The associated coefficients of upper and lower tail dependence are:
\begin{equation}
\begin{split}
\lambda_{u} &= \lim_{\alpha\rightarrow 1^-}\mathbb{P}(X_2> F_2^{-1}(\alpha)|X_1 > F_1^{-1}(\alpha)),\newline
\lambda_{\ell} &= \lim_{\alpha\rightarrow 0^+}\mathbb{P}(X_2\le F_2^{-1}(\alpha)|X_1\le F_1^{-1}(\alpha)).
\end{split}
\end{equation}
If \(\lambda_{u}\in]0,1]\) (\(\lambda_{\ell}\in]0,1]\)), then \((X_1, X_2)\)
is said to be upper (lower) tail dependent, or more generally, asymptotically dependent. Similarly,
if \(\lambda_{u}=0\) (\(\lambda_{\ell}=0\)), then \((X_1, X_2)\)
is said to be upper (lower) tail independent, or more generally, asymptotically independent.
Proposition 4.1
The coefficients of upper and lower tail dependence can be written as a function
of the copula as:
\begin{equation}
\begin{split}
\lambda_{u} &= \lim_{\alpha\rightarrow 1^-}2-\frac{1-C(\alpha, \alpha)}{1-\alpha},\newline
\lambda_{\ell} &= \lim_{\alpha\rightarrow 0^+}\frac{C(\alpha,\alpha)}{\alpha}.
\end{split}
\end{equation}
Proposition 4.2
For radially symmetric copulae one has \(\lambda_{u}=\lambda_{\ell}\).
Proposition 4.3
For Archimedean copulae with strict generator \(\psi\) one has
\begin{equation}
\begin{split}
\lambda_{u} &= 2-2\lim_{\alpha\rightarrow 0^+}\frac{\psi'(2\alpha)}{\psi'(\alpha)},\newline
\lambda_{\ell} &= 2\lim_{\alpha\rightarrow\infty}\frac{\psi'(2\alpha)}{\psi'(\alpha)}.
\end{split}
\end{equation}
Figure 1 below presents the coefficient of tail dependence
for the Student-t copula \(C_{\nu,\rho}^t\) for which one can find \(\lambda_\ell=\lambda_u\).
The tail dependence grows with the correlation coefficient \(\rho\) and quickly decreases
with increasing degrees of freedom \(\nu\). Therefore, recalling the limit \(\nu\rightarrow\infty\)

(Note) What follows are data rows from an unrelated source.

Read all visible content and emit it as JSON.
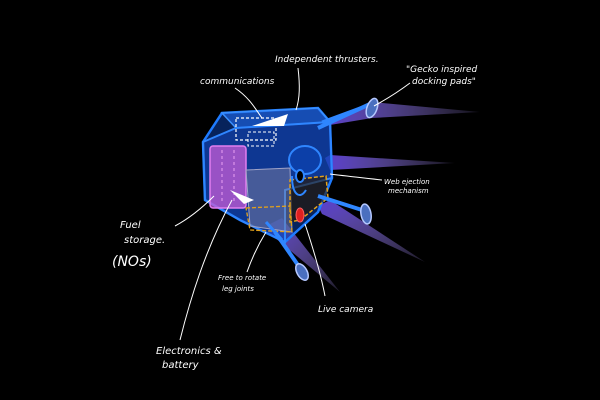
{
  "labels": {
    "independent_thrusters": "Independent thrusters.",
    "docking_pads_line1": "\"Gecko inspired",
    "docking_pads_line2": "docking pads\"",
    "communications": "communications",
    "web_ejection_line1": "Web ejection",
    "web_ejection_line2": "mechanism",
    "fuel_line1": "Fuel",
    "fuel_line2": "storage.",
    "fuel_line3": "(NOs)",
    "leg_joints_line1": "Free to rotate",
    "leg_joints_line2": "leg joints",
    "live_camera": "Live camera",
    "electronics_line1": "Electronics &",
    "electronics_line2": "battery"
  },
  "colors": {
    "background": "#000000",
    "chassis_blue": "#1e7bff",
    "fuel_tank": "#c85cd6",
    "electronics_box": "#e3a21a",
    "thruster_plume": "#9b7ff0",
    "camera_red": "#e02020",
    "annotation": "#ffffff"
  }
}
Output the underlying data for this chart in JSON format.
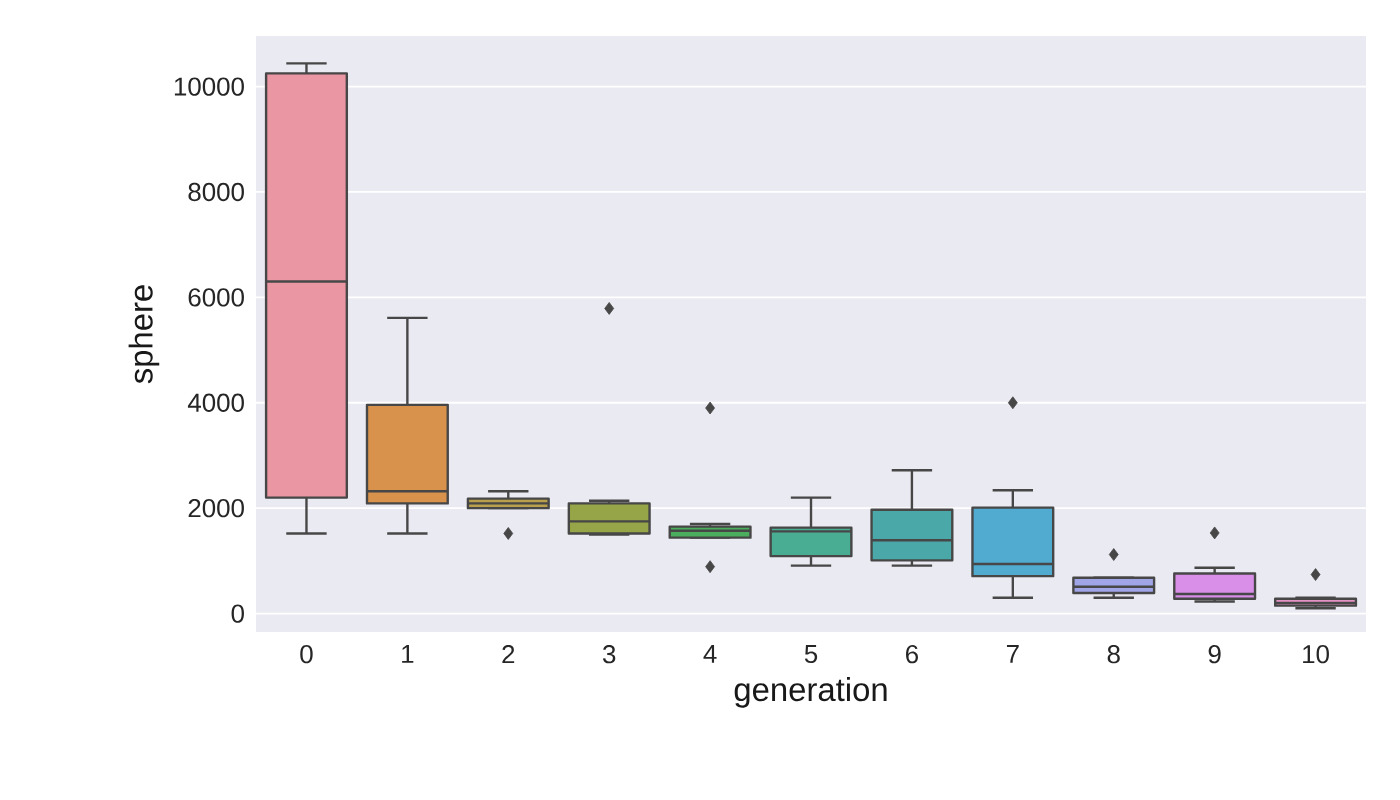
{
  "chart_data": {
    "type": "box",
    "xlabel": "generation",
    "ylabel": "sphere",
    "categories": [
      "0",
      "1",
      "2",
      "3",
      "4",
      "5",
      "6",
      "7",
      "8",
      "9",
      "10"
    ],
    "colors": [
      "#ea96a3",
      "#d9924c",
      "#b9a04c",
      "#95a547",
      "#4aae5e",
      "#48ad92",
      "#4aa9a8",
      "#51aad0",
      "#a0a5e8",
      "#d98ee8",
      "#e592c4"
    ],
    "boxes": [
      {
        "low": 1520,
        "q1": 2200,
        "median": 6300,
        "q3": 10250,
        "high": 10440
      },
      {
        "low": 1520,
        "q1": 2090,
        "median": 2320,
        "q3": 3960,
        "high": 5610
      },
      {
        "low": 2000,
        "q1": 2000,
        "median": 2090,
        "q3": 2180,
        "high": 2320,
        "outliers": [
          1520
        ]
      },
      {
        "low": 1500,
        "q1": 1520,
        "median": 1750,
        "q3": 2090,
        "high": 2140,
        "outliers": [
          5790
        ]
      },
      {
        "low": 1440,
        "q1": 1440,
        "median": 1570,
        "q3": 1650,
        "high": 1700,
        "outliers": [
          3900,
          890
        ]
      },
      {
        "low": 910,
        "q1": 1090,
        "median": 1560,
        "q3": 1630,
        "high": 2200
      },
      {
        "low": 910,
        "q1": 1010,
        "median": 1390,
        "q3": 1970,
        "high": 2720
      },
      {
        "low": 300,
        "q1": 710,
        "median": 940,
        "q3": 2010,
        "high": 2340,
        "outliers": [
          4000
        ]
      },
      {
        "low": 300,
        "q1": 390,
        "median": 510,
        "q3": 680,
        "high": 680,
        "outliers": [
          1120
        ]
      },
      {
        "low": 230,
        "q1": 280,
        "median": 370,
        "q3": 760,
        "high": 870,
        "outliers": [
          1530
        ]
      },
      {
        "low": 100,
        "q1": 150,
        "median": 200,
        "q3": 280,
        "high": 300,
        "outliers": [
          740
        ]
      }
    ],
    "ylim": [
      -350,
      10960
    ],
    "yticks": [
      0,
      2000,
      4000,
      6000,
      8000,
      10000
    ],
    "grid": "y"
  }
}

leads to normality, one can easily see the gaussian copula is
asymptotically independent for all \(\rho\) except \(\rho=1\)).
Fig.2: Coefficient of tail dependence for the Student-t copula \(C_{\nu,\rho}^t\).

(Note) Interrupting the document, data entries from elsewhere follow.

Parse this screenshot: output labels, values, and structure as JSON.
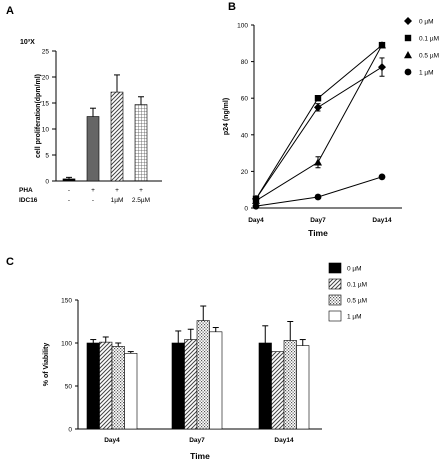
{
  "chart_data": [
    {
      "panel": "A",
      "type": "bar",
      "ylabel": "cell proliferation(dpm/ml)",
      "y_multiplier": "10³X",
      "yticks": [
        0,
        5,
        10,
        15,
        20,
        25
      ],
      "ylim": [
        0,
        25
      ],
      "bars": [
        {
          "value": 0.4,
          "error": 0.3,
          "fill": "#000000",
          "pattern": "solid"
        },
        {
          "value": 12.4,
          "error": 1.6,
          "fill": "#666666",
          "pattern": "solid"
        },
        {
          "value": 17.1,
          "error": 3.3,
          "fill": "#ffffff",
          "pattern": "diagonal"
        },
        {
          "value": 14.7,
          "error": 1.5,
          "fill": "#ffffff",
          "pattern": "grid"
        }
      ],
      "condition_rows": [
        {
          "label": "PHA",
          "values": [
            "-",
            "+",
            "+",
            "+"
          ]
        },
        {
          "label": "IDC16",
          "values": [
            "-",
            "-",
            "1µM",
            "2.5µM"
          ]
        }
      ]
    },
    {
      "panel": "B",
      "type": "line",
      "ylabel": "p24 (ng/ml)",
      "xlabel": "Time",
      "categories": [
        "Day4",
        "Day7",
        "Day14"
      ],
      "yticks": [
        0,
        20,
        40,
        60,
        80,
        100
      ],
      "ylim": [
        0,
        100
      ],
      "series": [
        {
          "name": "0  µM",
          "marker": "diamond",
          "values": [
            5,
            55,
            77
          ],
          "errors": [
            0,
            2,
            5
          ]
        },
        {
          "name": "0.1  µM",
          "marker": "square",
          "values": [
            5,
            60,
            89
          ],
          "errors": [
            0,
            1,
            1
          ]
        },
        {
          "name": "0.5  µM",
          "marker": "triangle",
          "values": [
            4,
            25,
            89
          ],
          "errors": [
            0,
            3,
            1
          ]
        },
        {
          "name": "1  µM",
          "marker": "circle",
          "values": [
            1,
            6,
            17
          ],
          "errors": [
            0,
            1,
            1
          ]
        }
      ]
    },
    {
      "panel": "C",
      "type": "bar",
      "ylabel": "% of Viability",
      "xlabel": "Time",
      "categories": [
        "Day4",
        "Day7",
        "Day14"
      ],
      "yticks": [
        0,
        50,
        100,
        150
      ],
      "ylim": [
        0,
        150
      ],
      "series": [
        {
          "name": "0  µM",
          "pattern": "solid",
          "values": [
            100,
            100,
            100
          ],
          "errors": [
            4,
            14,
            20
          ]
        },
        {
          "name": "0.1  µM",
          "pattern": "diagonal",
          "values": [
            101,
            104,
            90
          ],
          "errors": [
            6,
            12,
            0
          ]
        },
        {
          "name": "0.5  µM",
          "pattern": "dots",
          "values": [
            96,
            126,
            103
          ],
          "errors": [
            4,
            17,
            22
          ]
        },
        {
          "name": "1  µM",
          "pattern": "empty",
          "values": [
            88,
            113,
            97
          ],
          "errors": [
            2,
            5,
            7
          ]
        }
      ]
    }
  ]
}
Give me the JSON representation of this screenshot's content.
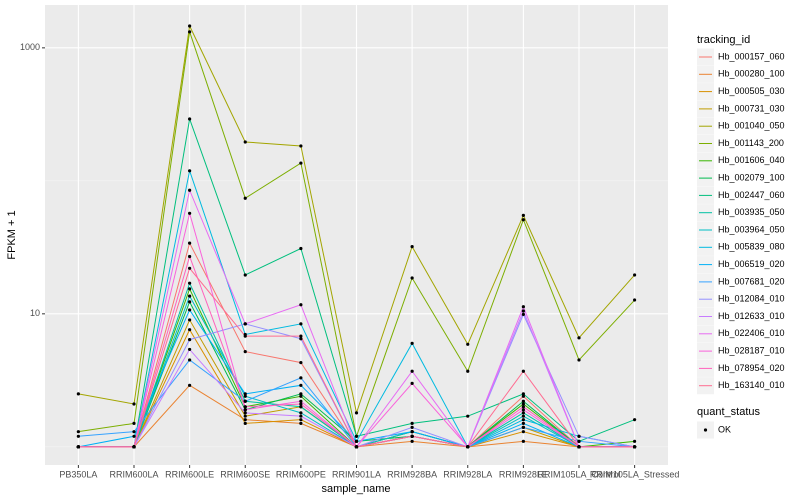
{
  "chart_data": {
    "type": "line",
    "log_y": true,
    "x_label": "sample_name",
    "y_label": "FPKM + 1",
    "categories": [
      "PB350LA",
      "RRIM600LA",
      "RRIM600LE",
      "RRIM600SE",
      "RRIM600PE",
      "RRIM901LA",
      "RRIM928BA",
      "RRIM928LA",
      "RRIM928LE",
      "RRIM105LA_Control",
      "RRIM105LA_Stressed"
    ],
    "ylim": [
      0.73,
      2100
    ],
    "yticks": [
      10,
      1000
    ],
    "y_minor_grid": [
      1,
      100
    ],
    "grid": true,
    "legend_title": "tracking_id",
    "legend2_title": "quant_status",
    "legend2_labels": [
      "OK"
    ],
    "point_color": "#000000",
    "series": [
      {
        "name": "Hb_000157_060",
        "color": "#F8766D",
        "values": [
          1,
          1,
          34,
          5.2,
          4.3,
          1,
          1.3,
          1,
          2.4,
          1,
          1
        ]
      },
      {
        "name": "Hb_000280_100",
        "color": "#EA8331",
        "values": [
          1,
          1,
          2.9,
          1.6,
          1.5,
          1,
          1.1,
          1,
          1.1,
          1,
          1
        ]
      },
      {
        "name": "Hb_000505_030",
        "color": "#D89000",
        "values": [
          1,
          1,
          7.6,
          1.5,
          1.6,
          1,
          1.2,
          1,
          1.3,
          1,
          1
        ]
      },
      {
        "name": "Hb_000731_030",
        "color": "#C09B00",
        "values": [
          1,
          1,
          9.0,
          1.7,
          2.0,
          1,
          1.2,
          1,
          1.4,
          1,
          1
        ]
      },
      {
        "name": "Hb_001040_050",
        "color": "#A3A500",
        "values": [
          2.5,
          2.1,
          1460,
          196,
          183,
          1.8,
          32,
          5.9,
          55,
          6.6,
          19.6
        ]
      },
      {
        "name": "Hb_001143_200",
        "color": "#7CAE00",
        "values": [
          1.3,
          1.5,
          1320,
          74,
          136,
          1.2,
          18.6,
          3.7,
          51,
          4.5,
          12.7
        ]
      },
      {
        "name": "Hb_001606_040",
        "color": "#39B600",
        "values": [
          1,
          1,
          15.4,
          2.0,
          2.4,
          1,
          1.3,
          1,
          2.1,
          1,
          1.1
        ]
      },
      {
        "name": "Hb_002079_100",
        "color": "#00BB4E",
        "values": [
          1,
          1,
          12.3,
          1.9,
          2.5,
          1.1,
          1.2,
          1,
          2.2,
          1,
          1
        ]
      },
      {
        "name": "Hb_002447_060",
        "color": "#00BF7D",
        "values": [
          1,
          1,
          292,
          19.6,
          31,
          1.2,
          1.5,
          1.7,
          2.5,
          1.1,
          1.6
        ]
      },
      {
        "name": "Hb_003935_050",
        "color": "#00C1A3",
        "values": [
          1,
          1,
          17,
          2.2,
          2.0,
          1,
          1.2,
          1,
          1.8,
          1,
          1
        ]
      },
      {
        "name": "Hb_003964_050",
        "color": "#00BFC4",
        "values": [
          1,
          1,
          13.6,
          2.4,
          1.8,
          1,
          1.3,
          1,
          1.7,
          1,
          1
        ]
      },
      {
        "name": "Hb_005839_080",
        "color": "#00BAE0",
        "values": [
          1,
          1,
          119,
          7.0,
          8.4,
          1.1,
          6.0,
          1,
          1.6,
          1.2,
          1
        ]
      },
      {
        "name": "Hb_006519_020",
        "color": "#00B0F6",
        "values": [
          1,
          1.2,
          10.7,
          2.5,
          2.9,
          1.1,
          1.3,
          1,
          1.5,
          1,
          1
        ]
      },
      {
        "name": "Hb_007681_020",
        "color": "#35A2FF",
        "values": [
          1.2,
          1.3,
          4.5,
          2.2,
          3.3,
          1,
          1.2,
          1,
          1.4,
          1.1,
          1
        ]
      },
      {
        "name": "Hb_012084_010",
        "color": "#9590FF",
        "values": [
          1,
          1,
          6.4,
          8.4,
          6.5,
          1,
          1.4,
          1,
          9.9,
          1.2,
          1
        ]
      },
      {
        "name": "Hb_012633_010",
        "color": "#C77CFF",
        "values": [
          1,
          1,
          5.4,
          1.8,
          1.7,
          1,
          1.2,
          1,
          10.5,
          1,
          1
        ]
      },
      {
        "name": "Hb_022406_010",
        "color": "#E76BF3",
        "values": [
          1,
          1,
          85,
          8.4,
          11.7,
          1,
          3.7,
          1,
          11.3,
          1,
          1
        ]
      },
      {
        "name": "Hb_028187_010",
        "color": "#FA62DB",
        "values": [
          1,
          1,
          57,
          1.9,
          2.2,
          1,
          3.0,
          1,
          1.9,
          1,
          1
        ]
      },
      {
        "name": "Hb_078954_020",
        "color": "#FF62BC",
        "values": [
          1,
          1,
          27,
          2.0,
          2.1,
          1,
          1.2,
          1,
          2.0,
          1,
          1
        ]
      },
      {
        "name": "Hb_163140_010",
        "color": "#FF6C91",
        "values": [
          1,
          1,
          22,
          6.8,
          6.8,
          1,
          1.2,
          1,
          3.7,
          1,
          1
        ]
      }
    ]
  }
}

Prove Proposition 4.3. Moreover, compute the upper and lower coefficients
for Clayton's and Gumbel's copulae.
Consider the upper coefficient first. One has:
\begin{align*}
\lambda_u &= 2-\lim_{\alpha\rightarrow 1^-}\frac{1-\psi(2\psi^{-1}(\alpha))}{1-\alpha} \newline
\xrightarrow[]{\beta=\psi^{-1}(\alpha)}&= 2-\lim_{\beta\rightarrow 0^+}\frac{1-\psi(2\beta)}{1-\psi(\beta)}\newline
\xrightarrow[]{\text{de l'Hôspital}}&=2-2\lim_{\beta\rightarrow 0^+}\frac{\psi'(2\beta)}{\psi'(\beta)}.
\end{align*}
Now the lower coefficient:
\begin{align*}
\lambda_\ell &= \lim_{\alpha\rightarrow 0^+}\frac{\psi(2\psi^{-1}(\alpha))}{\alpha} \newline
\xrightarrow[]{\beta=\psi^{-1}(\alpha)}&= \lim_{\beta\rightarrow\infty}\frac{\psi(2\beta)}{\psi(\beta)}\newline
\xrightarrow[]{\text{de l'Hôspital}}&=2\lim_{\beta\rightarrow\infty}\frac{\psi'(2\beta)}{\psi'(\beta)}.
\end{align*}
Finally, for the Clayton copula one finds:
\begin{align*}
\lambda_u &= 0,\newline
\lambda_\ell &= 2^{-1/\theta},
\end{align*}
while for the Gumbel copula one has:
\begin{align*}
\lambda_u &= 2-2^{1/\theta},\newline
\lambda_\ell &= 0.
\end{align*}
◻
One major issue with gaussian copulae is their asymptotic independence for any \(|\rho|<1\).
The great financial crisis of 2007-2008 is often partly attributed to the misuse of the gaussian
copula model [2][3],
and in particular to the infamous Li model of credit default
[4].
The inadequacy of gaussian copula is evident:
attempting to model defaults in a portfolio of corporate bonds
leads to crucial underestimation of the likelihood of joint defaults
(because of the gaussian copula asymptotic independence).
This is especially important in times of financial distress when defaults
are clustered and conditional on observing one company defaulting
one has a high likelihood of observing more defaults.
Consequently some have argued one cause of the crisis was to be attributed to
a "misplaced reliance on sophisticated mathematics" [5].
However this could not be further from the truth. Quite to the contrary in fact,
models based on the gaussian copula were enthusiastically embraced by the financial industry
exactly because of their simplicity. In particular, had the industry employed more 'sophisticated'
mathematics, which in this specific case means asymptotically dependent copulae,
the banks' risk management would have been arguably more sound, and capable to cope with
the materialisation of large clusters of defaults.